Bad Economy Means Medicare Will Run Out Of Cash Sooner

May 13, 2011

The latest financial checkup for Medicare finds the health program for the elderly and disabled won't be able to pay for all benefits due starting in 2024.

The insolvency date for Medicare comes five years sooner than the estimate in last year's annual report by its trustees. A crummy economy shoulders a lot of the blame for the deterioration.

Health and Human Services Secretary Kathleen Sebelius said at a media briefing that the outlook would have been worse without savings due to changes contained in the federal law overhauling health care.

Still, the looming cash crunch underscores the need for action. At the same briefing, economist Robert Reischauer, one of two public trustees for Social Social and Medicare, declared, "Under current law these vitally important programs are on unsustainable paths." He urged that steps be taken sooner rather than later to shore up Medicare.

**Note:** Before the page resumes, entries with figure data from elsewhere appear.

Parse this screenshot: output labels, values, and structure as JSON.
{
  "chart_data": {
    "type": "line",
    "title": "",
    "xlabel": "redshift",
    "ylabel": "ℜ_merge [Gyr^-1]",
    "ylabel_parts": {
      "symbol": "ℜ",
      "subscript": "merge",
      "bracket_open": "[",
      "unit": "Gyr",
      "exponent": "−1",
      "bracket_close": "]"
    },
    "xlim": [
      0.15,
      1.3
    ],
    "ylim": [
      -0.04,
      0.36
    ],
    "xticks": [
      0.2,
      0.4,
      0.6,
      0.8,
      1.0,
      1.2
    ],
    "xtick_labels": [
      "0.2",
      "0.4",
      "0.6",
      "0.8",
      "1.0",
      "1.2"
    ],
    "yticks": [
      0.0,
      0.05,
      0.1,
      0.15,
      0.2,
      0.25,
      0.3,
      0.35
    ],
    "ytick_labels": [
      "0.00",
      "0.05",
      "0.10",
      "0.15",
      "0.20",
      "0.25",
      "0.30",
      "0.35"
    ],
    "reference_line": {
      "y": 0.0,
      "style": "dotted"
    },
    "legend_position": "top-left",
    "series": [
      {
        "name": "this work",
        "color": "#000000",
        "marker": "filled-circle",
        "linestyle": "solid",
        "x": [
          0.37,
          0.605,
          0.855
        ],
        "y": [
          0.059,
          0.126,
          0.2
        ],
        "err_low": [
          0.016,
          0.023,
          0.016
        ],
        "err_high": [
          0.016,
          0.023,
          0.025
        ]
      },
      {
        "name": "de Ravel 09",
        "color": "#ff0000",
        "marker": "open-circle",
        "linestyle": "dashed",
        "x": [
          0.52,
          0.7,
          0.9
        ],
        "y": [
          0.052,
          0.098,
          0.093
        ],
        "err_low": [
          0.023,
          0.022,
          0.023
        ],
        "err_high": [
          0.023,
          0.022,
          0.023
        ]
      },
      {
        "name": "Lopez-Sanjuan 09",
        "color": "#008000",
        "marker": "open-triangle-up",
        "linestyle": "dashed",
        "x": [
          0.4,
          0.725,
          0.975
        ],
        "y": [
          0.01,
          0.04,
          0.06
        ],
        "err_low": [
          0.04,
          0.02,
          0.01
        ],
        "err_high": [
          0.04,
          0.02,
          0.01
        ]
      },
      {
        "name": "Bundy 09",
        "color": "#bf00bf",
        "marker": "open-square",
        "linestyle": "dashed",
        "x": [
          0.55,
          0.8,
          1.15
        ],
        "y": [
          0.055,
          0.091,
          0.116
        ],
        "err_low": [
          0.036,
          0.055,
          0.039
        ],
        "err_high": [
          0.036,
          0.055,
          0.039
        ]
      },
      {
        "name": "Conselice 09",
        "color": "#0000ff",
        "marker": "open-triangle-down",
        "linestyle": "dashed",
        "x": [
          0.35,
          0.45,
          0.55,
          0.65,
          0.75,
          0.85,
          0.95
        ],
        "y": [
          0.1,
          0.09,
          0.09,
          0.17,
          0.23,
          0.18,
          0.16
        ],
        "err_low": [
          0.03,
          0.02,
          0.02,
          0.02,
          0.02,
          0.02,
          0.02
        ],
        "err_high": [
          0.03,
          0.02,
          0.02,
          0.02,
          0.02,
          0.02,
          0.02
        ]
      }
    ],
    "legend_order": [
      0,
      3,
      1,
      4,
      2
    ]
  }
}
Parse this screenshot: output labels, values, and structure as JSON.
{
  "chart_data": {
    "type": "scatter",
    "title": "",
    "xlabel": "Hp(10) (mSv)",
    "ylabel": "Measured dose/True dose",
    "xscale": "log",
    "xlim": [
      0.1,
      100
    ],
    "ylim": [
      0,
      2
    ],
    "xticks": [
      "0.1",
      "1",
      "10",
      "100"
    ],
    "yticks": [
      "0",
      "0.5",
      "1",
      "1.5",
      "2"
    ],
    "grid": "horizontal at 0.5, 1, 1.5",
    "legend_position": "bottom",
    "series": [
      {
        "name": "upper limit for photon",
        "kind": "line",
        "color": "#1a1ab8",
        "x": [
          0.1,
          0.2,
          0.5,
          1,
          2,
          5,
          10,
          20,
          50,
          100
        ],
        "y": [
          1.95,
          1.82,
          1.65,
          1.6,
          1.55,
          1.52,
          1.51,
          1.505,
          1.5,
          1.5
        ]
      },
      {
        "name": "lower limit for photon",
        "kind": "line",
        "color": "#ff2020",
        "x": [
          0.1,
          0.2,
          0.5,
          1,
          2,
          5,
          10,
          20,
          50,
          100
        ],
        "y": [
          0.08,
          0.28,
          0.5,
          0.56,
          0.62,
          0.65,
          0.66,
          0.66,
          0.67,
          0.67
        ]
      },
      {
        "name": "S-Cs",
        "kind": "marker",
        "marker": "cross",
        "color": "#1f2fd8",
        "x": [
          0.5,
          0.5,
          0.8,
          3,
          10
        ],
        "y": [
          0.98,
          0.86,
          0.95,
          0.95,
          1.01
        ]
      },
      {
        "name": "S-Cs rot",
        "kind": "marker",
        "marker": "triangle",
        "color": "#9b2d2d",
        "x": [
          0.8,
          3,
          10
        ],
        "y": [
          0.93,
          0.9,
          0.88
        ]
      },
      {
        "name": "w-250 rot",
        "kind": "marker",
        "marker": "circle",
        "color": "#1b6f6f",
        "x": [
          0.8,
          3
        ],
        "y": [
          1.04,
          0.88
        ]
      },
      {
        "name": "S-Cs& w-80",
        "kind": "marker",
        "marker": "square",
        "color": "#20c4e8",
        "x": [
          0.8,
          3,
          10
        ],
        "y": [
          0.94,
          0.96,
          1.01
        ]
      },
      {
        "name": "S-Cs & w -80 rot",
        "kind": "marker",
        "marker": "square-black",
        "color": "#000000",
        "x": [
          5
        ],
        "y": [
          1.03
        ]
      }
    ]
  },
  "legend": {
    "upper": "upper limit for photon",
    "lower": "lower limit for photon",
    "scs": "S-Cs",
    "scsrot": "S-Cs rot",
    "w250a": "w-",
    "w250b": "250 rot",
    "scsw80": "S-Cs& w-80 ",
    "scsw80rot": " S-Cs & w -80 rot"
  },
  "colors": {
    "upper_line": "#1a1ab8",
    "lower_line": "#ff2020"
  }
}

The focus of the report and projections is on Medicare's so-called hospital fund, which covers care provided in hospitals, at home, in skilled nursing facility, and in hospices. Other parts of Medicare — for doctor visits, outpatient care and prescription drugs — get a mix of funding from general tax revenue and premiums paid by beneficiaries.

The report says that tax income and other revenue for the bellwether hospital fund and other "are expected to fall short of ... expenditures in all future years." Even though the Affordable Care Act does reduce the shortfall quite a bit, the Medicare trust fund for hospital care "still does not meet the short-range test of financial adequacy."

Last year, Medicare paid out $516 billion in benefits. Program income was $486 billion. And, in case you were wondering, 47.5 million people were covered by Medicare.